It's been a month since Brian Cashman snagged Giancarlo Stanton from the Marlins, and then someone kidnapped the offseason hot stove and placed it on an ice planet in another galaxy. Meanwhile, the Yankees have some questions surrounding their infield, particularly second and third base. Second base is the easier problem to solve, with Gleyber Torres waiting in the wings, and a Ronald Torreyes/Tyler Wade platoon should suffice to start the season. However, third base is a bit more tricky.
The way I see it, the Yankees have three options at third base. The first is to hand the keys to Miguel Andujar, a borderline top-100 prospect who hit for a 139 wRC+ in Triple-A last year. The second is to pony up some prospects for Manny Machado and watch the rest of baseball burn. The third is to explore a short-term deal with Todd Frazier, who provided the 2017 Yankees with some good pop and defense down the stretch.
In a vacuum, I would much, much prefer options 1 and 2 over option 3. As Matt Provenzano made clear, Frazier carries several red flags; he hits too many pop-ups, his power is declining, and his presence on the roster will prompt YES to repeat the phrases “Tom's River,” “Little League World Series” and “Derek Jeter” ad nauseam.
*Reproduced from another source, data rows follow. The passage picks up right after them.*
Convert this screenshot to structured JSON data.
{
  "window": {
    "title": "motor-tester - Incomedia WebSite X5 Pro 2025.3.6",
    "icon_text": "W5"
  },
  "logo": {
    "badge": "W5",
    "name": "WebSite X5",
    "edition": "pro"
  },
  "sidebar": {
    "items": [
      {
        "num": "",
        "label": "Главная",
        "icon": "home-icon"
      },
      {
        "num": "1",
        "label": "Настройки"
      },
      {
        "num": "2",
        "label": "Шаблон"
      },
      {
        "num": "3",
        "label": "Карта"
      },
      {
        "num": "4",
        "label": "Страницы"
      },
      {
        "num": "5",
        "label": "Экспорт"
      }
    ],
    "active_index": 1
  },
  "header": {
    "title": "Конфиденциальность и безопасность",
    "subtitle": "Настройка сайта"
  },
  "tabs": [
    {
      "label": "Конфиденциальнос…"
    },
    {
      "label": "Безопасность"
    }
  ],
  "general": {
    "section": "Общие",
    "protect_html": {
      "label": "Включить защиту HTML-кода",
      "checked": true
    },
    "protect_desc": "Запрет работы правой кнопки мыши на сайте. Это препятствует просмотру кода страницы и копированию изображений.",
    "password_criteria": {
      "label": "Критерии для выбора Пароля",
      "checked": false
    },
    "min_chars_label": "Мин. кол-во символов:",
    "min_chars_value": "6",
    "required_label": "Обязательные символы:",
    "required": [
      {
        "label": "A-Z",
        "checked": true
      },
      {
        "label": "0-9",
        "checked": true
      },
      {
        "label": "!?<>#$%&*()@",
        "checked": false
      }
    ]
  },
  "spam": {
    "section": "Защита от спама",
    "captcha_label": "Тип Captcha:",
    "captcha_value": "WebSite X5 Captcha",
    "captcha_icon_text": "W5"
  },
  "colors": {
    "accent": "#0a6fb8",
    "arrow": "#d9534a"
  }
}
Andujar and Machado, on the other hand, both provide youth and offensive upside. However, the Yankees' plans make the choice a little more complicated.
The Yankees are in an interesting position; they want to go all in on 2018, but they also want to leave room on their payroll to splurge on the 2018-19 free agent class without going over the luxury tax threshold. In order to do that, they will have to avoid taking on new contracts this offseason, while still ensuring that they have a secure hold on the AL East this year. And with the Red Sox looking to field another 90-win team, every marginal win counts for the Yankees.
This, I argue, is where handing third base over to Andujar gets a little scary. Reports on his defense remain less than enthusiastic, and while he could still improve, I don't really think a playoff race is the time and place for him to smooth out his defensive kinks. Offensively, I do think he has a good chance to be an above-average hitter in 2018. However, he does come with some question marks, foremost among them a well below-average walk rate and a sky-high infield pop-up rate that's exceeded 22% in each of his past three seasons.
All of this is to say that Andujar's floor could get ugly, like sub-replacement level ugly, and the Yankees can't afford to risk that. Not when Boston is breathing down their necks, and not when they're already counting on another unknown (albeit safer) commodity in Gleyber Torres. The Yankees have a golden opportunity in 2018, and they should seek to maximize it by minimizing the volatility in their roster.
What, then, about Manny Machado? He would certainly raise the floor of the 2018 Yankees, and if he's able to return to his 2015-16 levels he would give the Yankees yet another fearsome slugger in the heart of their order. However, Peter Angelos, owner of the Orioles, is allegedly insisting that Machado not be traded to the Yankees. As a matter of fact, Baltimore doesn't seem to be particularly inclined towards dealing him at all so far.
Even if the Orioles changed their minds, the Yankees would likely be forced into a bidding war with the White Sox, who have demonstrated interest in Machado and are one of the few teams with a farm system better than ours. It's far from clear as to whether getting Machado on the 2018 Yankees is a feasible option.
That leaves us with Todd Frazier, and while he may seem like the most boring option out of the three, he's low-risk for 2018 (unlike Andujar) and he could be had for money (unlike Machado). But he would only make sense on a one-year deal, considering the Yankees' plans for the 2018-19 offseason. Given that Frazier is reportedly looking for a multi-year deal, is this likely to happen?
I think there's a chance it will. The market hasn't been kind to aging sluggers recently, and I have a hunch teams won't bite on Frazier if he insists on a 3-year deal, not with the red flags that he has. If the offseason continues at its glacial pace, a desperate Frazier just might be forced to accept something like 1 year and 15 million. That's when the Yankees should pounce.
Todd Frazier is nobody's idea of a star, and he might be out of a job in 3 years. For 2018, though, he's a league-average bat with good power and a surging walk rate, and his defense at third base remains fine. He can even play some first base in a pinch, providing the Yankees with some Bird insurance. If Frazier is willing to accept a one-year deal, the Yankees would be wise to bring him back on board.